Jüngere haben nach Merz-Aussage zur Rente Angst vor Altersarmut

Jüngere haben nach Merz-Aussage zur Rente Angst vor Altersarmut
Nach der Aussage von Bundeskanzler Merz zur Rente äußert in einer Umfrage eine deutliche Mehrheit Angst vor Altersarmut. Die Angst ist über alle Altersgruppen und Parteipräferenzen verbreitet, bei Unionsanhängern ist das Bild aber nicht eindeutig.

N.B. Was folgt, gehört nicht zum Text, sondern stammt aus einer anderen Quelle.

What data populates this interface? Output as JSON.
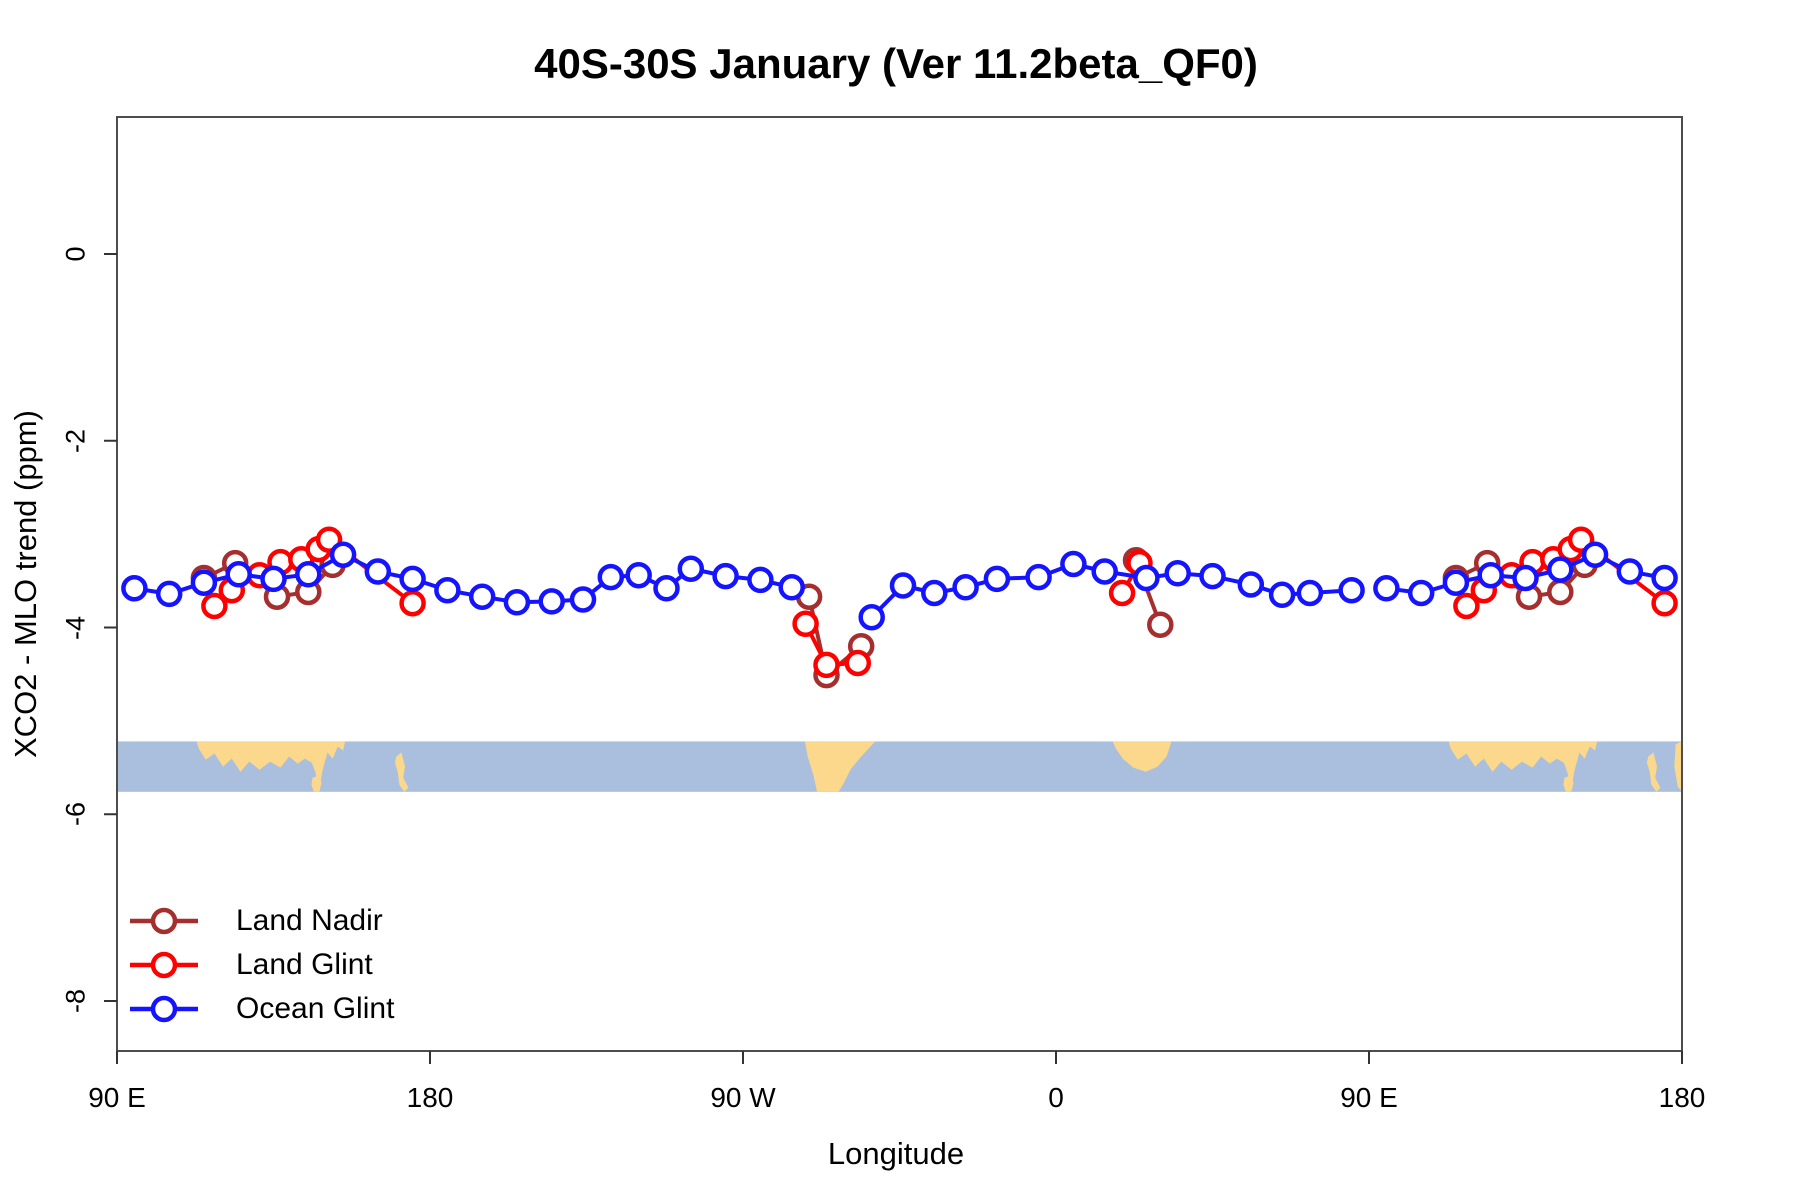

Montabaur (epd). Rund zwei Drittel der Menschen in Deutschland fürchten sich nach der Aussage von Bundeskanzler Friedrich Merz (CDU) zur gesetzlichen Rente vor Altersarmut. Laut einer repräsentativen Umfrage des Civey-Instituts für das Portal „web.de“ vom Donnerstag bejahten 69 Prozent aller Befragten, dass sie sich um ihre Existenzgrundlage im Alter sorgten. Am stärksten verbreitet war die Angst demnach unter 18- bis 29-Jährigen und unter 40- bis 49-Jährigen (jeweils 77 Prozent).

Zu Wochenbeginn hatte Merz gesagt, die gesetzliche Rentenversicherung werde künftig „allenfalls noch die Basisabsicherung für das Alter sein“ und nicht mehr ausreichen, um den Lebensstandard zu sichern. Für die Studie hatte Civey von Dienstag bis Donnerstag 5.000 Menschen befragt.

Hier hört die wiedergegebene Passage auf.